The Burst Buffer is a new high-performance storage system for Palmetto users, consisting of four storage servers running a BeeGFS parallel file system running on flash-based (NVMe) storage along with a rotational disk staging area. Although the Burst Buffer provides high-throughput and low-latency storage to all applications, its primary benefit is reducing I/O bottlenecks caused by small file operations and non-contiguous shared file access.

NVMe storage is available in two configurations, protected and non-protected. Protected storage mirrors data across NVMe drives on different servers. If an NVMe drive fails, protected data is still available on another server (transparently to the user) and is still accessible if a single storage server goes down. In the non-protected configuration, data is lost if a drive is lost and this data is not accessible if any one of the servers is down. Reads in the protected configuration perform as well as the non-protected configuration. However, writes in the protected configuration take twice as much time AND space as the non-protected configuration.

Accordingly, for workloads that need the maximum possible write performance AND where results can be easily replicated, non-protected storage is the best choice. Otherwise, use protected storage.

Burst Buffer Data Flow

A typical project involving the Burst Buffer, will have the following data flow.

  • Copy initial data from ZFS storage to staging.
  • For each job run until finished:
    • Copy data from staging to NVMe (fast or fast-buddy)
    • Process data on the compute nodes, interacting with NVMe
    • Copy results back to staging
  • Copy final results back from staging to ZFS storage.
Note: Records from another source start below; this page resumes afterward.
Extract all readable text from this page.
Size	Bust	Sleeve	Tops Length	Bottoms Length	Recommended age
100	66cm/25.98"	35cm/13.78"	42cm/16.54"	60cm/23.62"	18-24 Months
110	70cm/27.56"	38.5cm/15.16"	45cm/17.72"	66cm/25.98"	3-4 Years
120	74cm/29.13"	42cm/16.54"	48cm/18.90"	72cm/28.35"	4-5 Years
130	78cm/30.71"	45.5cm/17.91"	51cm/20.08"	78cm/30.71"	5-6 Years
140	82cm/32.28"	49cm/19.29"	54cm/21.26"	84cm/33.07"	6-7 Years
Burst Buffer data flow diagram.

Resource Requirements

To take advantage of the Burst Buffer’s performance, adequate interconnect and cpus must be requested to ensure a high-performance network connection from the compute node to the Burst Buffer.

You will need to request the following PBS job resources to be able to use the Burst Buffer: 1. interconnect={hdr|fdr} 2. ncpus={2 or more}

The Burst Buffer contains 168TB of NVMe storage, therefore, user’s scripts, input data, and output data cannot exceed: 1. 84 TB, in a protected configuration (NPL=fast-buddy) 2. 168TB, in a non-protected configuration (NPL=fast) NOTE: NPL = NVMe Protection Level

PBS Script Requirements

To automatically copy your data between the staging area and the NVMe drives, use the PBS stagein and stageout commands.

NOTE: You should specify a unique output directory in the stageout command to avoid writing over your scripts and input files when the working directory is moved from NVMe back to the staging area at the end of the job. Space is not limited in the staging area as it is on the NVMe drives.

Example:

#PBS -W stagein=/burstbuffer/{NPL}/{userid}/{workdir}@*:/burstbuffer/staging/{userid}/{workdir}/

#PBS -W stageout=/burstbuffer/{NPL}/{userid}/{workdir}/@*:/burstbuffer/staging/{userid}/{outdir}

where NPL = NVMe Protection Level = {fast | fast-buddy} and staging are the hard drives.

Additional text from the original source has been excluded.